Working in Central America in the ‘70s and ‘80s
This program involved some risky, dangerous work by staff and our partners in El Salvador, Guatemala, and Nicaragua. We started with some programs in Guatemala and El Salvador that were empowering local campesinos [farmers] who had been subject to decades of political and economic oppression. Around this time, the repressive government and military started using death squads to eliminate anyone who was courageous enough to challenge the establishment. Some of the people who we had been working with were getting killed.
At a particularly grim moment in the late ‘70s, there was a protest in San Salvador that was crushed by the army. John McAward, who was the international programs director, and I went down and met with Oscar Romero, who was country’s Catholic archbishop. We sat in a little room with this very small, gentle man, and said, “What can we do?” And he said, “Tell the world — particularly tell the United States — what’s happening here. Because we really need help badly, and no one knows what’s happening.”
So John and I talked about what we could do as a small organization.

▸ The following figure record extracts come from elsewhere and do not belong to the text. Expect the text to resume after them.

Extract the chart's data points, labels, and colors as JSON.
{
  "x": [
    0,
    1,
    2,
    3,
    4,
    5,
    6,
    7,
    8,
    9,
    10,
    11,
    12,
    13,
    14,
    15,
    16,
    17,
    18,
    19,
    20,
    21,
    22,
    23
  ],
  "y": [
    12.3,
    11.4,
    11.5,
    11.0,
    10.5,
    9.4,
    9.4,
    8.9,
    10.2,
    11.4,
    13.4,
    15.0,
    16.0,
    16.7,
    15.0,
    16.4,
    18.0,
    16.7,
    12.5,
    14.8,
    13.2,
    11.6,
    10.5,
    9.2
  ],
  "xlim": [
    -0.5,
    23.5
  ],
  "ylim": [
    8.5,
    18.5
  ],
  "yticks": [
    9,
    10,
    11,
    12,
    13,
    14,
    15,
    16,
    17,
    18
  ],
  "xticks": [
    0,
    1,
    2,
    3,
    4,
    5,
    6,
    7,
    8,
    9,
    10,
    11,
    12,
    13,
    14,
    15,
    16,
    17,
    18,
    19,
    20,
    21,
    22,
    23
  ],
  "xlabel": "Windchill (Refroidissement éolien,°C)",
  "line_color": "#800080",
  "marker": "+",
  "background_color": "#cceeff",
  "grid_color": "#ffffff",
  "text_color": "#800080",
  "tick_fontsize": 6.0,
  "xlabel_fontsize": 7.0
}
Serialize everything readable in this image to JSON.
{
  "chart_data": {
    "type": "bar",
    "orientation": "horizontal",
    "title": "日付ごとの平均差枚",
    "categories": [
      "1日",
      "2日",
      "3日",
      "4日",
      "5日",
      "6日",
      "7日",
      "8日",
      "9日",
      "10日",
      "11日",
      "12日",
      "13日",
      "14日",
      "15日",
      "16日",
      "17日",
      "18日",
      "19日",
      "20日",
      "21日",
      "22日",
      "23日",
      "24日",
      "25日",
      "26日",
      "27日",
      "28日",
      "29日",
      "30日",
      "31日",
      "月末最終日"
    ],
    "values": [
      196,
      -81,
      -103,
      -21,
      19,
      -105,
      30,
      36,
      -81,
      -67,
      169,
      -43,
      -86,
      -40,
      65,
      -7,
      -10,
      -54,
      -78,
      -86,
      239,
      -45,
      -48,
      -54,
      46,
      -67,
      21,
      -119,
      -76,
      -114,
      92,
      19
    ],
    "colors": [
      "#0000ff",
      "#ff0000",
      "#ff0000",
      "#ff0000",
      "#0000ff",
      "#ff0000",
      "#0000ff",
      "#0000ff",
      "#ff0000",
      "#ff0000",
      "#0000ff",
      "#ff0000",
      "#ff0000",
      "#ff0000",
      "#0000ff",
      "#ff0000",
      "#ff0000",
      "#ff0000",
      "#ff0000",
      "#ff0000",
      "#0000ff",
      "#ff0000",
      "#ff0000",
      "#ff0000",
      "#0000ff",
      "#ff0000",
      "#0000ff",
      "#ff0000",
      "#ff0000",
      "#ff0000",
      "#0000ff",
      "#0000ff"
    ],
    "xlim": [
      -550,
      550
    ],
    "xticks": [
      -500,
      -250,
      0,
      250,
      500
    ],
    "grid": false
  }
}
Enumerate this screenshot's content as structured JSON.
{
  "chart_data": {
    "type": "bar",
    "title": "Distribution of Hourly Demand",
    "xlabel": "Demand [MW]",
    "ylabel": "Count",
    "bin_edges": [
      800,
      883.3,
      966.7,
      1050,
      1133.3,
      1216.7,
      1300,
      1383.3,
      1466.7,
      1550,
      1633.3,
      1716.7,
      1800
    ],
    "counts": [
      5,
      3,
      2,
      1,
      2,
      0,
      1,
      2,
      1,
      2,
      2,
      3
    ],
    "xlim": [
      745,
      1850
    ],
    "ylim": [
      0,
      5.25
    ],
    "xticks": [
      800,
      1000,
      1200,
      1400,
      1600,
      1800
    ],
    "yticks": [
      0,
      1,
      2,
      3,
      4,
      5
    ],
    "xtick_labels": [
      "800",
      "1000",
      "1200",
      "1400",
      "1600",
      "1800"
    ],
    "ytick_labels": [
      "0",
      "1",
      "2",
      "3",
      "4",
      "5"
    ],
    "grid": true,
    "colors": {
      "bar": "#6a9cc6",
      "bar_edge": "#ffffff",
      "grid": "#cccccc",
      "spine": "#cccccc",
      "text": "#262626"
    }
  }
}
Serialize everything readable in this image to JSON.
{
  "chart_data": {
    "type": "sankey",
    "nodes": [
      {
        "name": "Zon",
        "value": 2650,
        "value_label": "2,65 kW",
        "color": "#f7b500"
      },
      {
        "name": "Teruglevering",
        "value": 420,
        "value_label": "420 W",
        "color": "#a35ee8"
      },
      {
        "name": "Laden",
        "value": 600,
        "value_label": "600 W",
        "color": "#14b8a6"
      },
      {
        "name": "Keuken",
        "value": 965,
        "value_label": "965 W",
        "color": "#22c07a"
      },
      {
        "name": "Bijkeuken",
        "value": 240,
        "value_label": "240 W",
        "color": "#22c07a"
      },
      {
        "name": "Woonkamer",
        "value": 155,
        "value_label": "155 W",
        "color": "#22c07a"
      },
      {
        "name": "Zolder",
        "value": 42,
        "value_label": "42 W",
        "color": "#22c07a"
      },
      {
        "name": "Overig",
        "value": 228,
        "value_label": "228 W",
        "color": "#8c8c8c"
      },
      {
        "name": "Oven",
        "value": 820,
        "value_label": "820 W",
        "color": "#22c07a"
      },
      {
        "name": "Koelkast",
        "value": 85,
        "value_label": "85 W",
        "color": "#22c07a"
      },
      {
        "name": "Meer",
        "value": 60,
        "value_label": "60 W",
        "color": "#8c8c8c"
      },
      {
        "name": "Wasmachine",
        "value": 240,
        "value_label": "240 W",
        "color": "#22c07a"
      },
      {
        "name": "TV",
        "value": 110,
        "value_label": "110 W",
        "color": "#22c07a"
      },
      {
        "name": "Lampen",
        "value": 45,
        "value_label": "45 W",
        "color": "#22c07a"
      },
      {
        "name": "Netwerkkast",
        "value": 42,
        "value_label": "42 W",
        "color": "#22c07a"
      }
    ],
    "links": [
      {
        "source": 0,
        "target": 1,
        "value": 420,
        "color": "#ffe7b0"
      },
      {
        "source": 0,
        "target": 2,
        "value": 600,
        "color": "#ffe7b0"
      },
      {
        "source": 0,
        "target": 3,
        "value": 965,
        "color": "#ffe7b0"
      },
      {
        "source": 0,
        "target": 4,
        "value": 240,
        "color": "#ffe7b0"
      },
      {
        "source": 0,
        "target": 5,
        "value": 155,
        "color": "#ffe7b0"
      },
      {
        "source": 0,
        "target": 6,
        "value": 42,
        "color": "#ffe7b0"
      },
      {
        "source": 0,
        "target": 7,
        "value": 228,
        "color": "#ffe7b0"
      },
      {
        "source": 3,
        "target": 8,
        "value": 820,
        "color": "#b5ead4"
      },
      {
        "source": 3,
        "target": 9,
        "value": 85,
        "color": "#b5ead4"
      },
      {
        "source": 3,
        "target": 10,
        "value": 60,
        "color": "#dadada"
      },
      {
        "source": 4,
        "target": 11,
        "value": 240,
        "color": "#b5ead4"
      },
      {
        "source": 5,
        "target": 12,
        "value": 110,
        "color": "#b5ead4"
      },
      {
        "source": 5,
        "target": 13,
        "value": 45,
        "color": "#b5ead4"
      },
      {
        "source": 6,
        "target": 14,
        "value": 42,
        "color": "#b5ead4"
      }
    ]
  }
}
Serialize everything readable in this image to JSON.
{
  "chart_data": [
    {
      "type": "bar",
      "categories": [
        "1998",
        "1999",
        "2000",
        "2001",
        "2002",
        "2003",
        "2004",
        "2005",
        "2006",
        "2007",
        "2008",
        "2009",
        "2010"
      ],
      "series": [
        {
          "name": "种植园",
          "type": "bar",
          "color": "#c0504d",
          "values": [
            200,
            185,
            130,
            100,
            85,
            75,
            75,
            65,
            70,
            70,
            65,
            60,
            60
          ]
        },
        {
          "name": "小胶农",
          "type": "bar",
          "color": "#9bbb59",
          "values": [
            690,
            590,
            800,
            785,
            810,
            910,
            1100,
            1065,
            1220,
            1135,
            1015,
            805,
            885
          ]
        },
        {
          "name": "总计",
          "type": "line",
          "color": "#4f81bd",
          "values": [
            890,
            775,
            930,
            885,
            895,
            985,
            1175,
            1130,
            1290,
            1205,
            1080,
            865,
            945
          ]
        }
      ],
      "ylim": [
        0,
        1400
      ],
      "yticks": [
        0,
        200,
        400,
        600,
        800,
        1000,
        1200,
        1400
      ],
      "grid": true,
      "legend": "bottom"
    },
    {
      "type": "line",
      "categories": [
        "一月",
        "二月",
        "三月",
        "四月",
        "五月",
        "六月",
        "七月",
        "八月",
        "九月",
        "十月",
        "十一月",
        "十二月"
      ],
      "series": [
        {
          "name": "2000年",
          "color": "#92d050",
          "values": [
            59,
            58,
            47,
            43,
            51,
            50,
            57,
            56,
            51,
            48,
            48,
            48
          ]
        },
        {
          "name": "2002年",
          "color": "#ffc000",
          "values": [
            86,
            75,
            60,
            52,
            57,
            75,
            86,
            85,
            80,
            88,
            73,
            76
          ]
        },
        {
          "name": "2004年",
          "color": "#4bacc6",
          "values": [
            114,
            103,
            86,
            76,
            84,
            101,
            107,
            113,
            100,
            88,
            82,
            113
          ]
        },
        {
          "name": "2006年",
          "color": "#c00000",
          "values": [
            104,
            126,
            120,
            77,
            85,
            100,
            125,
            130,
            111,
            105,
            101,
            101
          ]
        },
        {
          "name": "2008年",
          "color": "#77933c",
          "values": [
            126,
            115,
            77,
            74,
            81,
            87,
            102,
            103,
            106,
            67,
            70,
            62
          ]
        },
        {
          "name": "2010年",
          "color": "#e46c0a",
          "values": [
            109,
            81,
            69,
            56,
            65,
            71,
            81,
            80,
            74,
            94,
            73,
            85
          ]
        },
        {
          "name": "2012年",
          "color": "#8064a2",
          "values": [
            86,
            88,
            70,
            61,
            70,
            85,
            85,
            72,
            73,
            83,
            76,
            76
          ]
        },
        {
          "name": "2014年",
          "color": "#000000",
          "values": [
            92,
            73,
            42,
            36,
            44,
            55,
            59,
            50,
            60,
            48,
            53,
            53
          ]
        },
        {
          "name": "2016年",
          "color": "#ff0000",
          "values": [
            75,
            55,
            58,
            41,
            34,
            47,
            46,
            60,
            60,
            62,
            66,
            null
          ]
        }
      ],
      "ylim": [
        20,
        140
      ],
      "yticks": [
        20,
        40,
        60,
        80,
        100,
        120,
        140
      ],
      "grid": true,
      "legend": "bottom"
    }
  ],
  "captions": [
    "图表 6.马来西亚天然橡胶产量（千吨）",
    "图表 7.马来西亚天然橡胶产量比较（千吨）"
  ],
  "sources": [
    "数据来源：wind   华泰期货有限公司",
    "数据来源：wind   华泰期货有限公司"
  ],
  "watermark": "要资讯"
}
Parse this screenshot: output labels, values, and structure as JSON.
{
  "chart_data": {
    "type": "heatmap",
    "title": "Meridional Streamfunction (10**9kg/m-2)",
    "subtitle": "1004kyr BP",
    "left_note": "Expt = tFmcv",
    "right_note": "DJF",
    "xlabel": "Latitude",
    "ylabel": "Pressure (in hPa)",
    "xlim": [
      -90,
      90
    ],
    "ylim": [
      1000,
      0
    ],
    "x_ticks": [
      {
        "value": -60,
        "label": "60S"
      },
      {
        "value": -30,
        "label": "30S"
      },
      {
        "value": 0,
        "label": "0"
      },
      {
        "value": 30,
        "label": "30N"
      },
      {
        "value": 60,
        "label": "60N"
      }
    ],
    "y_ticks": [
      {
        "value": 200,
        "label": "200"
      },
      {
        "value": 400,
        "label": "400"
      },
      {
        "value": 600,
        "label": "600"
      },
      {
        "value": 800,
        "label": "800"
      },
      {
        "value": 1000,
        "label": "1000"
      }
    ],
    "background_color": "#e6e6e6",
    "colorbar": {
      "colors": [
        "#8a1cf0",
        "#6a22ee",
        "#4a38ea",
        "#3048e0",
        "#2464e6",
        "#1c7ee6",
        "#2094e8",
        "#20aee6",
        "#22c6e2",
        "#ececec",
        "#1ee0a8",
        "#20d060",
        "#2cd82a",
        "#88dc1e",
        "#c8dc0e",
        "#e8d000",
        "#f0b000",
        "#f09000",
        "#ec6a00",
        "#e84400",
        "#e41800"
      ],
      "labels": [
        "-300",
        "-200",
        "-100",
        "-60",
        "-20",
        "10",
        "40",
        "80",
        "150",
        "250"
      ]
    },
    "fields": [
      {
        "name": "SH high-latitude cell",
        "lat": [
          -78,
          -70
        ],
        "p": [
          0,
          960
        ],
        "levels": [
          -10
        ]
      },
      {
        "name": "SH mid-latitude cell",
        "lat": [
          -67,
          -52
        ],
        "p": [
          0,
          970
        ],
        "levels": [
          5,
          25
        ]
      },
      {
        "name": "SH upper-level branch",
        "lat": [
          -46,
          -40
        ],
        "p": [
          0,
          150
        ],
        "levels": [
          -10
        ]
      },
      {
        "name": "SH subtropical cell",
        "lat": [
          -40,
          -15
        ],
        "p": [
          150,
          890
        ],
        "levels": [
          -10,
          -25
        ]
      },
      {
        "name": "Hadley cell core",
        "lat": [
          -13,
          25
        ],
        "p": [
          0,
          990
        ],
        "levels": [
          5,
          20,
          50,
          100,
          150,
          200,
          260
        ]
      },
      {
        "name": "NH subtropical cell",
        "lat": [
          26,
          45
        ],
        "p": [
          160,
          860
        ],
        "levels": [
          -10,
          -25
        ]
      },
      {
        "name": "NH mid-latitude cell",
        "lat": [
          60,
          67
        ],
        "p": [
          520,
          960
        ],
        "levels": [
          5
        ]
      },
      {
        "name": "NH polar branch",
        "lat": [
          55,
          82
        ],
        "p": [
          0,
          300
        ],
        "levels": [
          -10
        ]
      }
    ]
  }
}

We interviewed people who had been witness to the massacre. There was a young Peace Corps couple who saw trucks of bodies going by. We talked to doctors who had been at the hospital when the flood of wounded protesters and bodies came in. We wrote this all up and gave the report to a member of Congress, who was convening hearings about the situation in Central America.
John said, “What if we could get a member of Congress to come down and see with their own eyes what’s happening?” We thought they could talk to people who had been victims, to the press, to the priests, to the labor unions, to the farmers. We got Father Drinan, a congressman from Massachusetts, to go with us. John took him down, and it was an electrifying visit. Drinan then helped us identify other members of Congress and over the next decade, we took more than 30 from both the House and the Senate. I’m convinced that our work with Congress accelerated the shift away from seeking a military solution to seeking political solutions to each of the civil wars there. I’m convinced that this work hastened the end of the wars in El Salvador, Guatemala, and Nicaragua.
Keeping the flame alive
I think one of UUSC’s roles is to keep the flame alive, even in dark times. That may be more important than the particulars of any given program — to keep reminding people of what we’re all about and what values have led us to create and maintain and strengthen an organization like UUSC. Keeping the flame alive, knowing it’s an endless road and that the job is never going to be done. Hasta la victoria.